(Updates with closing share price in second paragraph.)
Oct. 21 (Bloomberg) -- LG Display Co., the world’s second- largest maker of flat screens, rose to the highest in more than two months in Seoul trading on speculation the worst might be over for the company after it posted a record loss.
The shares jumped 7.8 percent to 24,250 won at the close in Seoul, the stock’s highest level since Aug. 4, while the benchmark Kospi index rose 1.8 percent.
LG Display, a supplier of panels to Apple Inc., had a third-quarter net loss of 687.5 billion won ($597 million) because of slowing demand for displays and a foreign-exchange loss linked to a weaker won, the Seoul-based company said yesterday after the market closed. Losses at the company may narrow starting in the fourth quarter as demand for new televisions recovers, according to Hana Daetoo Securities Co.

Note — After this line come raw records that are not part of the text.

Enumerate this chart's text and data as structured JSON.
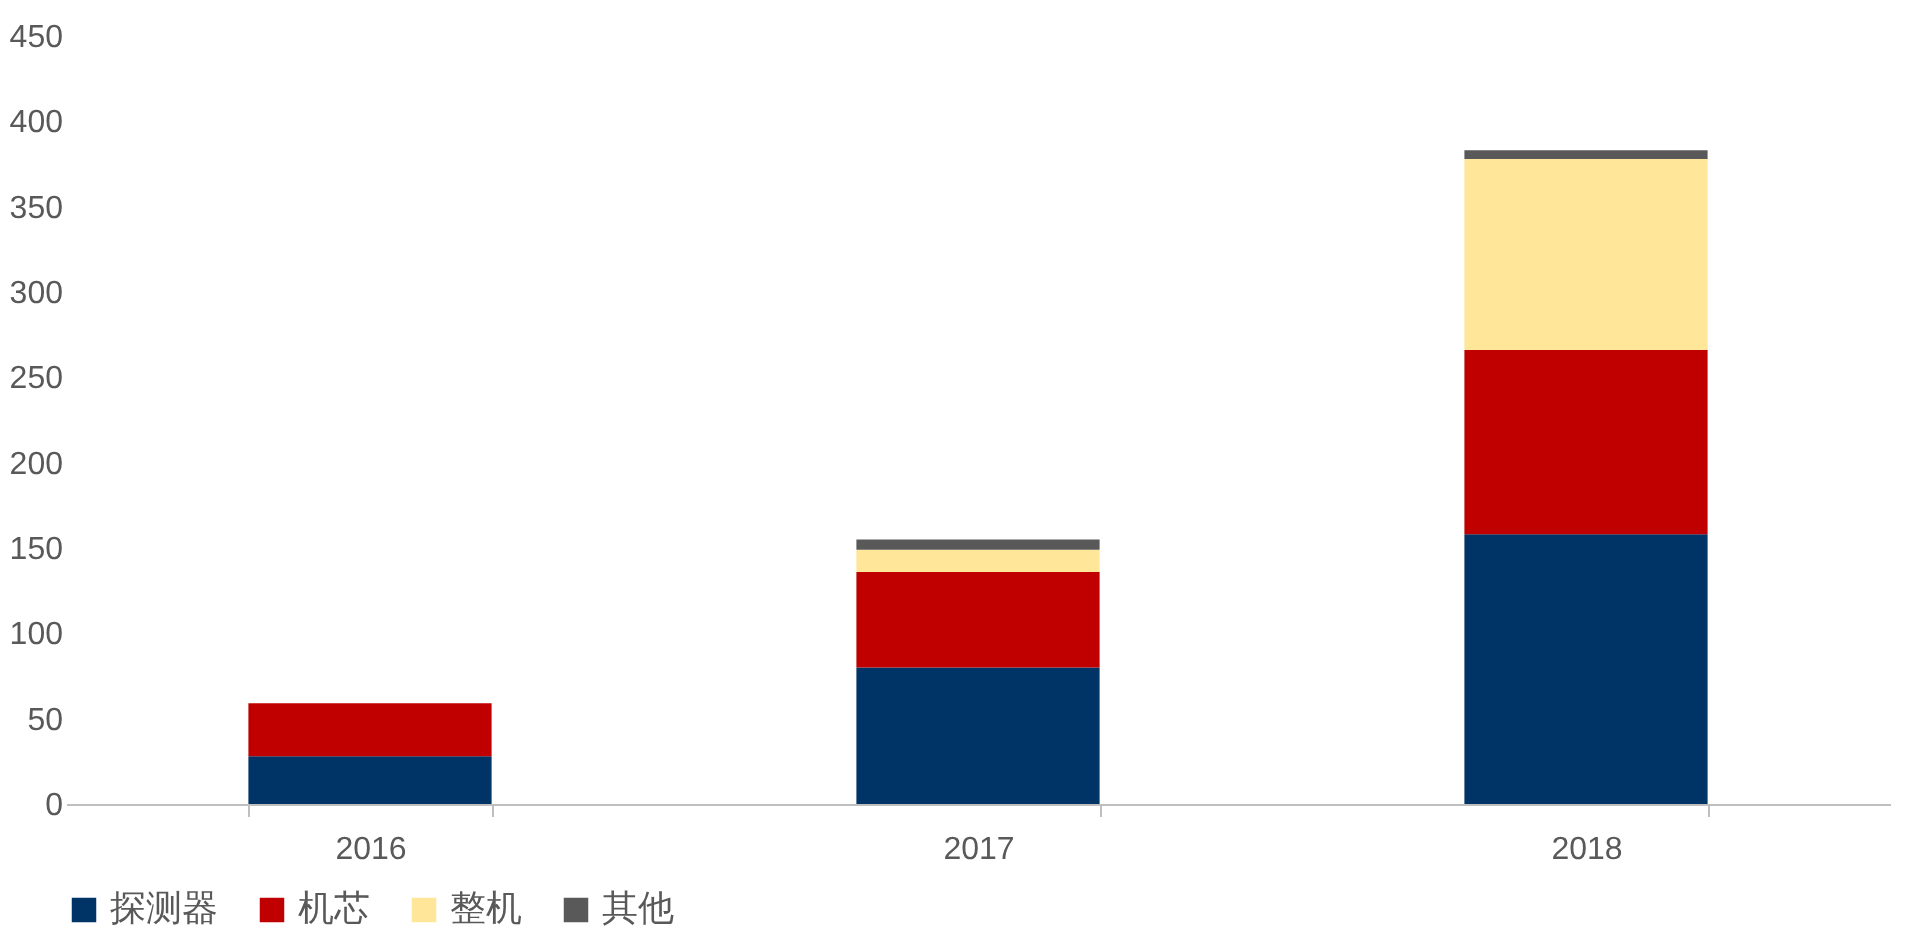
{
  "chart_data": {
    "type": "bar",
    "stacked": true,
    "categories": [
      "2016",
      "2017",
      "2018"
    ],
    "series": [
      {
        "name": "探测器",
        "color": "#003366",
        "values": [
          28,
          80,
          158
        ]
      },
      {
        "name": "机芯",
        "color": "#c00000",
        "values": [
          31,
          56,
          108
        ]
      },
      {
        "name": "整机",
        "color": "#ffe699",
        "values": [
          0,
          13,
          112
        ]
      },
      {
        "name": "其他",
        "color": "#595959",
        "values": [
          0,
          6,
          5
        ]
      }
    ],
    "ylim": [
      0,
      450
    ],
    "yticks": [
      0,
      50,
      100,
      150,
      200,
      250,
      300,
      350,
      400,
      450
    ],
    "grid": false,
    "legend": "bottom"
  }
}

“It’s time for the stock to reflect the view that quarterly earnings have bottomed out and will improve, no matter how little,” Lee Ka Keun, a Seoul-based analyst at Hana Daetoo, said in a report today. “The shopping season to last until the end of the year will boost TV demand, and it will be a direct factor improving LG Display’s earnings.”
Further declines in panel prices will likely be limited, and the industry will probably turn around in the second half of next year, LG Display Chief Financial Officer James Jeong said at a briefing yesterday.
The average price of LG’s panels fell 10 percent in the third quarter from a year earlier, according to the company.